Piedmont Arts or the Piedmont Arts Association is a nonprofit art museum and educational outreach center in Martinsville, Virginia. It is a Museum Partner of the Virginia Museum of Fine Arts in Richmond and is accredited by the American Alliance of Museums.

== History ==
Piedmont Arts was founded in 1961 by a group of local artists, including Jessamine Shumate, when the Virginia Museum of Fine Arts encouraged the formation of a statewide network of local chapters. In 1976, E.I. DuPont deNemours Company agreed to lease the group the Lynwood House, a company house named for the first DuPont manager to reside there. The artists subsequently took the name Lynwood Artists and began curating exhibits by regional artists and craftsmen for display in the Lynwood House.

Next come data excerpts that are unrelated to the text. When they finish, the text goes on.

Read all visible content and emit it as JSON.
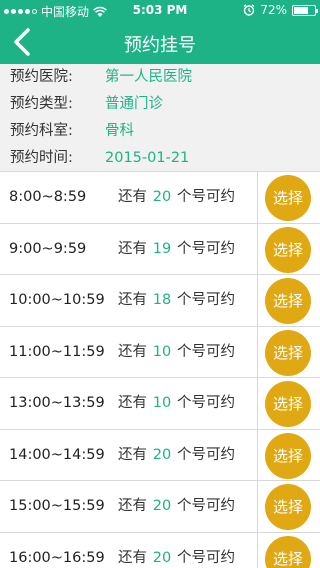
{
  "status_bar": {
    "carrier": "中国移动",
    "time": "5:03 PM",
    "battery_text": "72%",
    "battery_level": 0.72
  },
  "navbar": {
    "title": "预约挂号",
    "back_icon": "chevron-left-icon"
  },
  "info": {
    "hospital_label": "预约医院:",
    "hospital_value": "第一人民医院",
    "type_label": "预约类型:",
    "type_value": "普通门诊",
    "department_label": "预约科室:",
    "department_value": "骨科",
    "date_label": "预约时间:",
    "date_value": "2015-01-21"
  },
  "slot_text": {
    "prefix": "还有",
    "suffix": "个号可约",
    "button_label": "选择"
  },
  "slots": [
    {
      "time": "8:00~8:59",
      "count": "20"
    },
    {
      "time": "9:00~9:59",
      "count": "19"
    },
    {
      "time": "10:00~10:59",
      "count": "18"
    },
    {
      "time": "11:00~11:59",
      "count": "10"
    },
    {
      "time": "13:00~13:59",
      "count": "10"
    },
    {
      "time": "14:00~14:59",
      "count": "20"
    },
    {
      "time": "15:00~15:59",
      "count": "20"
    },
    {
      "time": "16:00~16:59",
      "count": "20"
    }
  ],
  "colors": {
    "primary_green": "#1db387",
    "select_orange": "#e0a812",
    "info_background": "#f1f1f1"
  }
}
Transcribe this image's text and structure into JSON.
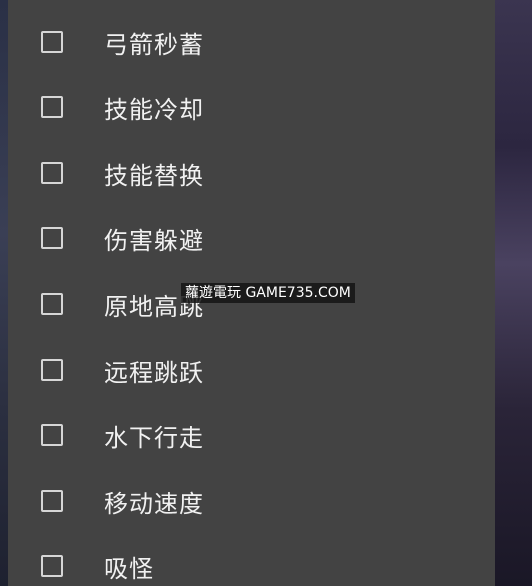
{
  "menu": {
    "items": [
      {
        "label": "弓箭秒蓄",
        "checked": false
      },
      {
        "label": "技能冷却",
        "checked": false
      },
      {
        "label": "技能替换",
        "checked": false
      },
      {
        "label": "伤害躲避",
        "checked": false
      },
      {
        "label": "原地高跳",
        "checked": false
      },
      {
        "label": "远程跳跃",
        "checked": false
      },
      {
        "label": "水下行走",
        "checked": false
      },
      {
        "label": "移动速度",
        "checked": false
      },
      {
        "label": "吸怪",
        "checked": false
      }
    ]
  },
  "watermark": {
    "text": "蘿遊電玩 GAME735.COM"
  },
  "colors": {
    "panel": "#434343",
    "text": "#f1f1f1",
    "checkbox_border": "#d6d6d6"
  }
}
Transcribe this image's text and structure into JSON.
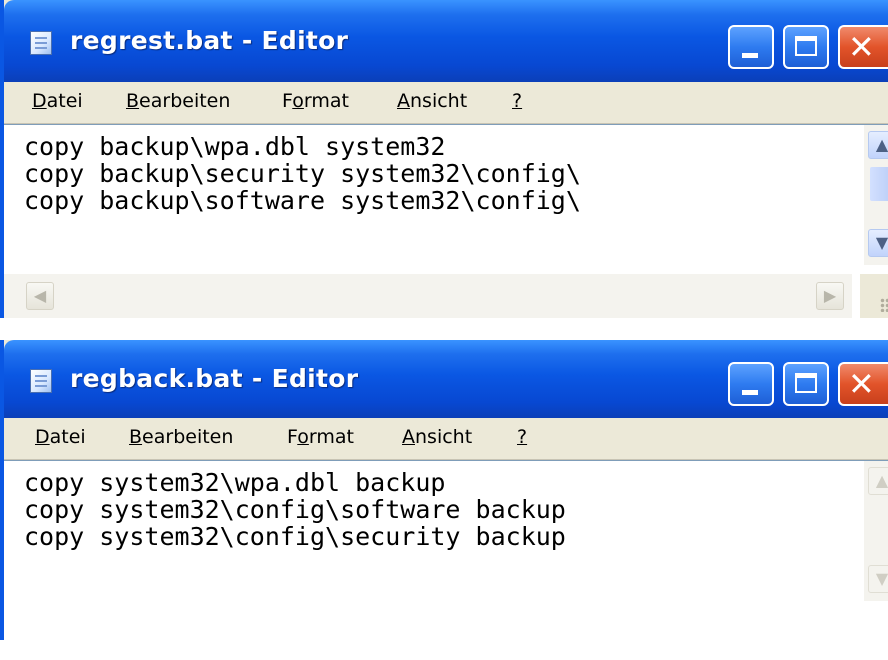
{
  "windows": [
    {
      "title": "regrest.bat - Editor",
      "menu": [
        {
          "label": "Datei",
          "key": "D",
          "rest": "atei"
        },
        {
          "label": "Bearbeiten",
          "key": "B",
          "rest": "earbeiten"
        },
        {
          "label": "Format",
          "key": "o",
          "pre": "F",
          "rest": "rmat"
        },
        {
          "label": "Ansicht",
          "key": "A",
          "rest": "nsicht"
        },
        {
          "label": "?",
          "key": "?",
          "rest": ""
        }
      ],
      "lines": [
        "copy backup\\wpa.dbl system32",
        "copy backup\\security system32\\config\\",
        "copy backup\\software system32\\config\\"
      ]
    },
    {
      "title": "regback.bat - Editor",
      "menu": [
        {
          "label": "Datei",
          "key": "D",
          "rest": "atei"
        },
        {
          "label": "Bearbeiten",
          "key": "B",
          "rest": "earbeiten"
        },
        {
          "label": "Format",
          "key": "o",
          "pre": "F",
          "rest": "rmat"
        },
        {
          "label": "Ansicht",
          "key": "A",
          "rest": "nsicht"
        },
        {
          "label": "?",
          "key": "?",
          "rest": ""
        }
      ],
      "lines": [
        "copy system32\\wpa.dbl backup",
        "copy system32\\config\\software backup",
        "copy system32\\config\\security backup"
      ]
    }
  ],
  "icons": {
    "app": "notepad-icon",
    "minimize": "minimize-icon",
    "maximize": "maximize-icon",
    "close": "close-icon",
    "scroll_up": "arrow-up-icon",
    "scroll_down": "arrow-down-icon",
    "scroll_left": "arrow-left-icon",
    "scroll_right": "arrow-right-icon"
  },
  "colors": {
    "titlebar": "#0a57e3",
    "close_button": "#e2542a",
    "menubar": "#ece9d8"
  }
}
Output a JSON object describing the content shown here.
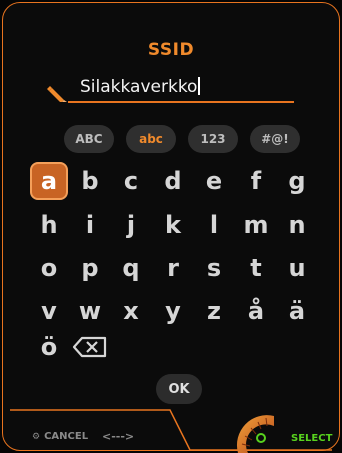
{
  "dialog": {
    "title": "SSID"
  },
  "input": {
    "value": "Silakkaverkko"
  },
  "modes": [
    {
      "label": "ABC",
      "active": false
    },
    {
      "label": "abc",
      "active": true
    },
    {
      "label": "123",
      "active": false
    },
    {
      "label": "#@!",
      "active": false
    }
  ],
  "keys": {
    "row1": [
      "a",
      "b",
      "c",
      "d",
      "e",
      "f",
      "g"
    ],
    "row2": [
      "h",
      "i",
      "j",
      "k",
      "l",
      "m",
      "n"
    ],
    "row3": [
      "o",
      "p",
      "q",
      "r",
      "s",
      "t",
      "u"
    ],
    "row4": [
      "v",
      "w",
      "x",
      "y",
      "z",
      "å",
      "ä"
    ],
    "row5": [
      "ö"
    ],
    "selected": "a"
  },
  "actions": {
    "ok_label": "OK",
    "cancel_label": "CANCEL",
    "nav_hint": "<--->",
    "select_label": "SELECT"
  },
  "colors": {
    "accent": "#e8741f",
    "accent_text": "#f08a2c",
    "select_green": "#58d21e"
  },
  "icons": [
    "pencil-icon",
    "backspace-icon",
    "gear-icon",
    "rotary-knob-icon"
  ]
}
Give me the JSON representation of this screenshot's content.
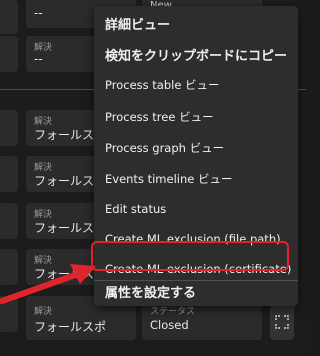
{
  "rows": {
    "r0": {
      "val_left": "--",
      "val_mid": "New"
    },
    "r1": {
      "label": "解決",
      "value": "--"
    },
    "r2": {
      "label": "解決",
      "value": "フォールスポ"
    },
    "r3": {
      "label": "解決",
      "value": "フォールスポ"
    },
    "r4": {
      "label": "解決",
      "value": "フォールスポ"
    },
    "r5": {
      "label": "解決",
      "value": "フォールスポ"
    },
    "r6": {
      "label": "解決",
      "value": "フォールスポ"
    },
    "r7": {
      "label": "解決",
      "value": "フォールスポ",
      "status_label": "ステータス",
      "status_value": "Closed"
    }
  },
  "menu": {
    "items": [
      "詳細ビュー",
      "検知をクリップボードにコピー",
      "Process table ビュー",
      "Process tree ビュー",
      "Process graph ビュー",
      "Events timeline ビュー",
      "Edit status",
      "Create ML exclusion (file path)",
      "Create ML exclusion (certificate)",
      "属性を設定する"
    ]
  },
  "icons": {
    "kebab": "⋮",
    "expand": "expand-icon"
  },
  "colors": {
    "highlight": "#e0242b",
    "arrow": "#e0242b"
  }
}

In 1976, the group incorporated under the name Piedmont Arts Association and in 1978 assumed the new status of Affiliate of the Virginia Museum of Fine Arts. In 1981, the heirs of Michael and Purnell Schottland donated the Schottland Estate to Piedmont Arts for use as a permanent facility. This donation led to a capital campaign for renovations. During the campaign Piedmont Arts raised more funds than required for renovations and the excess monies were used to establish an endowment for the organization.

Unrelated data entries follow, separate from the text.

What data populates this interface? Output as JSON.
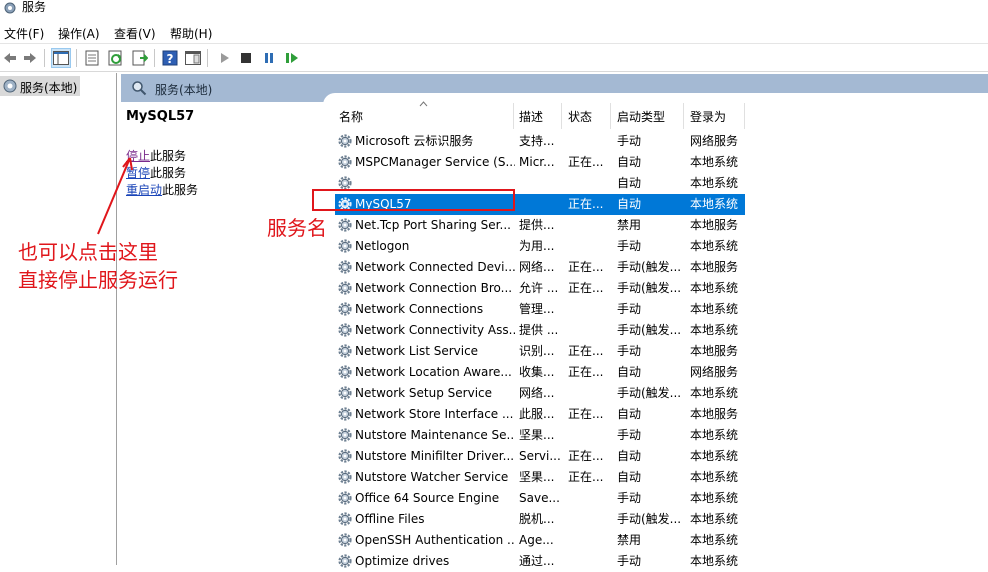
{
  "window": {
    "title": "服务"
  },
  "menu": [
    "文件(F)",
    "操作(A)",
    "查看(V)",
    "帮助(H)"
  ],
  "toolbar": {
    "icons": [
      "back-arrow-icon",
      "forward-arrow-icon",
      "show-tree-icon",
      "properties-icon",
      "refresh-icon",
      "export-icon",
      "help-icon",
      "console-icon",
      "start-icon",
      "stop-icon",
      "pause-icon",
      "restart-icon"
    ]
  },
  "tree": {
    "node_label": "服务(本地)"
  },
  "content_header": {
    "label": "服务(本地)"
  },
  "description": {
    "service_name": "MySQL57",
    "stop_link": "停止",
    "stop_suffix": "此服务",
    "pause_link": "暂停",
    "pause_suffix": "此服务",
    "restart_link": "重启动",
    "restart_suffix": "此服务"
  },
  "columns": [
    "名称",
    "描述",
    "状态",
    "启动类型",
    "登录为"
  ],
  "rows": [
    {
      "name": "Microsoft 云标识服务",
      "desc": "支持...",
      "status": "",
      "startup": "手动",
      "logon": "网络服务"
    },
    {
      "name": "MSPCManager Service (S...",
      "desc": "Micr...",
      "status": "正在...",
      "startup": "自动",
      "logon": "本地系统"
    },
    {
      "name": "",
      "desc": "",
      "status": "",
      "startup": "自动",
      "logon": "本地系统"
    },
    {
      "name": "MySQL57",
      "desc": "",
      "status": "正在...",
      "startup": "自动",
      "logon": "本地系统",
      "selected": true
    },
    {
      "name": "Net.Tcp Port Sharing Ser...",
      "desc": "提供...",
      "status": "",
      "startup": "禁用",
      "logon": "本地服务"
    },
    {
      "name": "Netlogon",
      "desc": "为用...",
      "status": "",
      "startup": "手动",
      "logon": "本地系统"
    },
    {
      "name": "Network Connected Devi...",
      "desc": "网络...",
      "status": "正在...",
      "startup": "手动(触发...",
      "logon": "本地服务"
    },
    {
      "name": "Network Connection Bro...",
      "desc": "允许 ...",
      "status": "正在...",
      "startup": "手动(触发...",
      "logon": "本地系统"
    },
    {
      "name": "Network Connections",
      "desc": "管理...",
      "status": "",
      "startup": "手动",
      "logon": "本地系统"
    },
    {
      "name": "Network Connectivity Ass...",
      "desc": "提供 ...",
      "status": "",
      "startup": "手动(触发...",
      "logon": "本地系统"
    },
    {
      "name": "Network List Service",
      "desc": "识别...",
      "status": "正在...",
      "startup": "手动",
      "logon": "本地服务"
    },
    {
      "name": "Network Location Aware...",
      "desc": "收集...",
      "status": "正在...",
      "startup": "自动",
      "logon": "网络服务"
    },
    {
      "name": "Network Setup Service",
      "desc": "网络...",
      "status": "",
      "startup": "手动(触发...",
      "logon": "本地系统"
    },
    {
      "name": "Network Store Interface ...",
      "desc": "此服...",
      "status": "正在...",
      "startup": "自动",
      "logon": "本地服务"
    },
    {
      "name": "Nutstore Maintenance Se...",
      "desc": "坚果...",
      "status": "",
      "startup": "手动",
      "logon": "本地系统"
    },
    {
      "name": "Nutstore Minifilter Driver...",
      "desc": "Servi...",
      "status": "正在...",
      "startup": "自动",
      "logon": "本地系统"
    },
    {
      "name": "Nutstore Watcher Service",
      "desc": "坚果...",
      "status": "正在...",
      "startup": "自动",
      "logon": "本地系统"
    },
    {
      "name": "Office 64 Source Engine",
      "desc": "Save...",
      "status": "",
      "startup": "手动",
      "logon": "本地系统"
    },
    {
      "name": "Offline Files",
      "desc": "脱机...",
      "status": "",
      "startup": "手动(触发...",
      "logon": "本地系统"
    },
    {
      "name": "OpenSSH Authentication ...",
      "desc": "Age...",
      "status": "",
      "startup": "禁用",
      "logon": "本地系统"
    },
    {
      "name": "Optimize drives",
      "desc": "通过...",
      "status": "",
      "startup": "手动",
      "logon": "本地系统"
    }
  ],
  "annotations": {
    "service_name_label": "服务名",
    "hint_line1": "也可以点击这里",
    "hint_line2": "直接停止服务运行"
  },
  "colors": {
    "selection": "#0078d7",
    "header": "#a4b9d3",
    "annotation": "#e0161b",
    "link": "#1a44b8"
  }
}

In 1995, Piedmont Arts launched its Shared Vision Campaign, which was designed to raise funds to renovate the existing facility and add a new wing featuring gallery space, a classroom and a performance hall. In April 1997, Piedmont Arts held a groundbreaking for the new wing, which opened in April of the following year.

In April 2004, Piedmont Arts was awarded accreditation by the American Alliance of Museums after completing a year-long self study.

== Visual Arts ==
Piedmont Arts hosts up to six exhibits per year, featuring work by national and international artists. Major exhibits are displayed in the Hooker-Garrett, Pannill and Box Mezzanine galleries; three of the museum's six galleries. Work by local and regional artists is displayed in the museum's Lynwood Artists Gallery, which is named in honor of the group of artists that founded Piedmont Arts and that curates the gallery.

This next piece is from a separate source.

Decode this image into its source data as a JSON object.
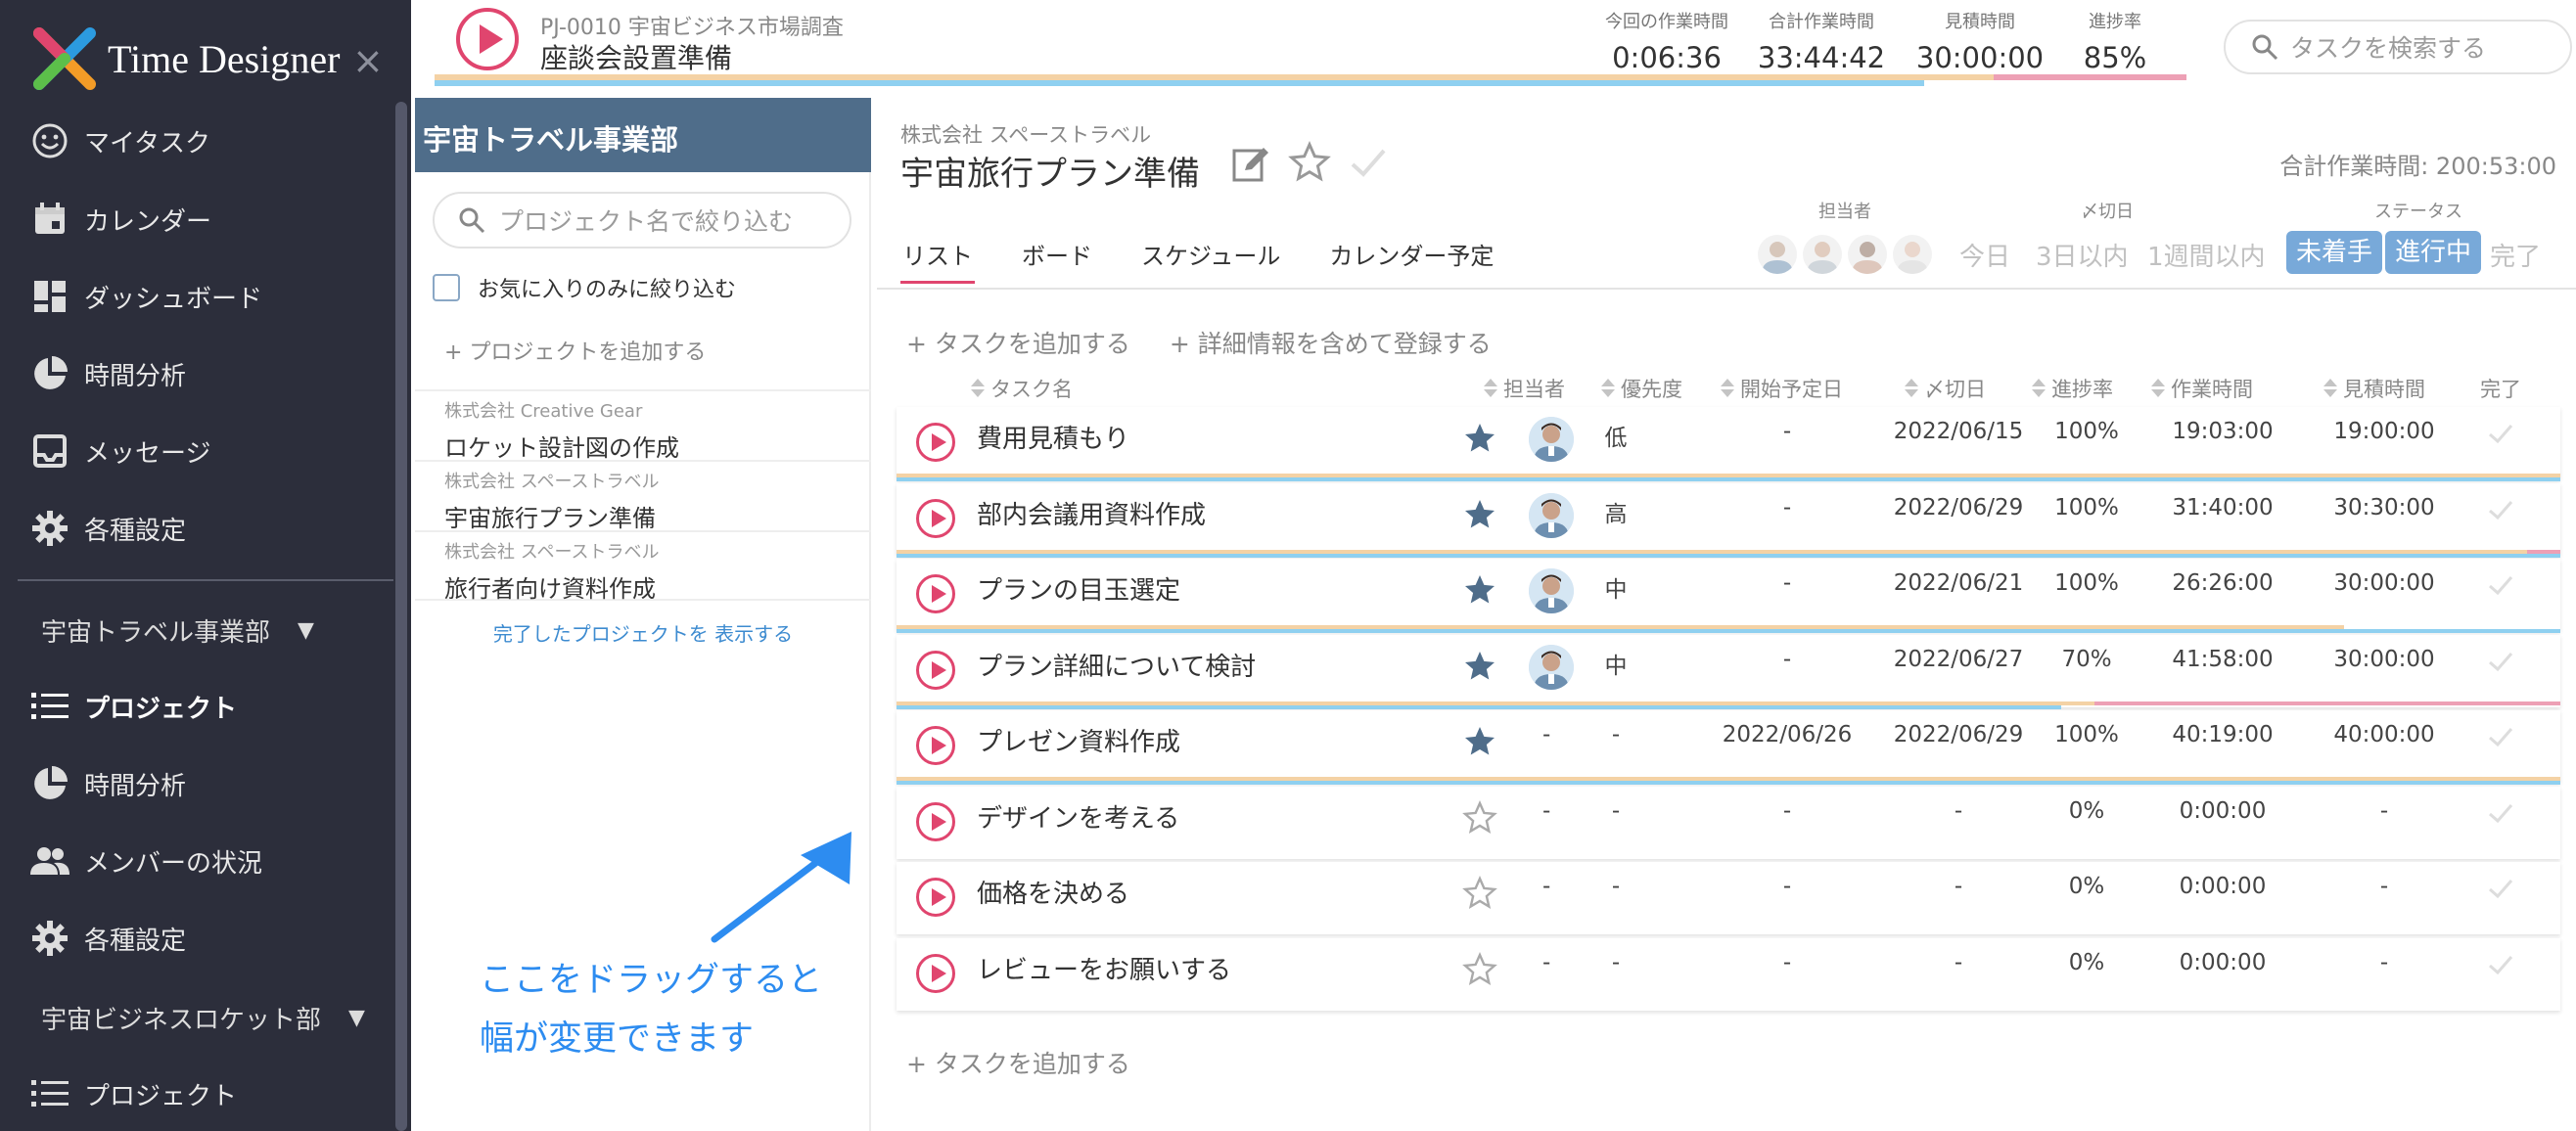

Piedmont Arts also brings public art to the Martinsville and Henry County through its public art program. The program includes six murals in Uptown Martinsville; 28 mobiles throughout the community; and four sculptures.

== R.P. Gravely-A.J. Lester Art Garden ==
In 2017, Piedmont Arts opened the R.P. Gravely-A.J. Lester Art Garden, an outdoor gallery of installation art, which features three sculptures by Virginia artists Ed Dolinger, Jessie Ward and Mark Wright. The Art Garden is also home to the museum's Little Post Office, which was founded in 1893 by John B. Anglin as a point on the United States postal service star route; and a 100-year-old Remarkable Tree of Virginia.

== Performing arts ==
In 1991, Piedmont Arts began a performing arts series. Over 20 years later, the On Stage series features up to five performances per year in a variety of genres. Some artists that have performed as part of the On Stage series include, Bela Fleck and the Flecktones, Step Afrika!, Sam Bush, Barrage, Cherish the Ladies and Aquila Theatre.

== Education ==
Piedmont Arts brings arts education programs into schools in Martinsville, Henry County and the surrounding areas of Virginia. Elementary through high school students are exposed to plays, musical performances and artist workshops through the museum's outreach programs. The museum also offers guided tours, gallery Treasure Hunts and free on-site crafts and games in the Discovery Room.

All art students in Martinsville and Henry County schools have the opportunity to display work in the museum's Foster Gallery, which features rotating exhibits of student work. This gallery is curated by the Charity League of Martinsville and Henry County.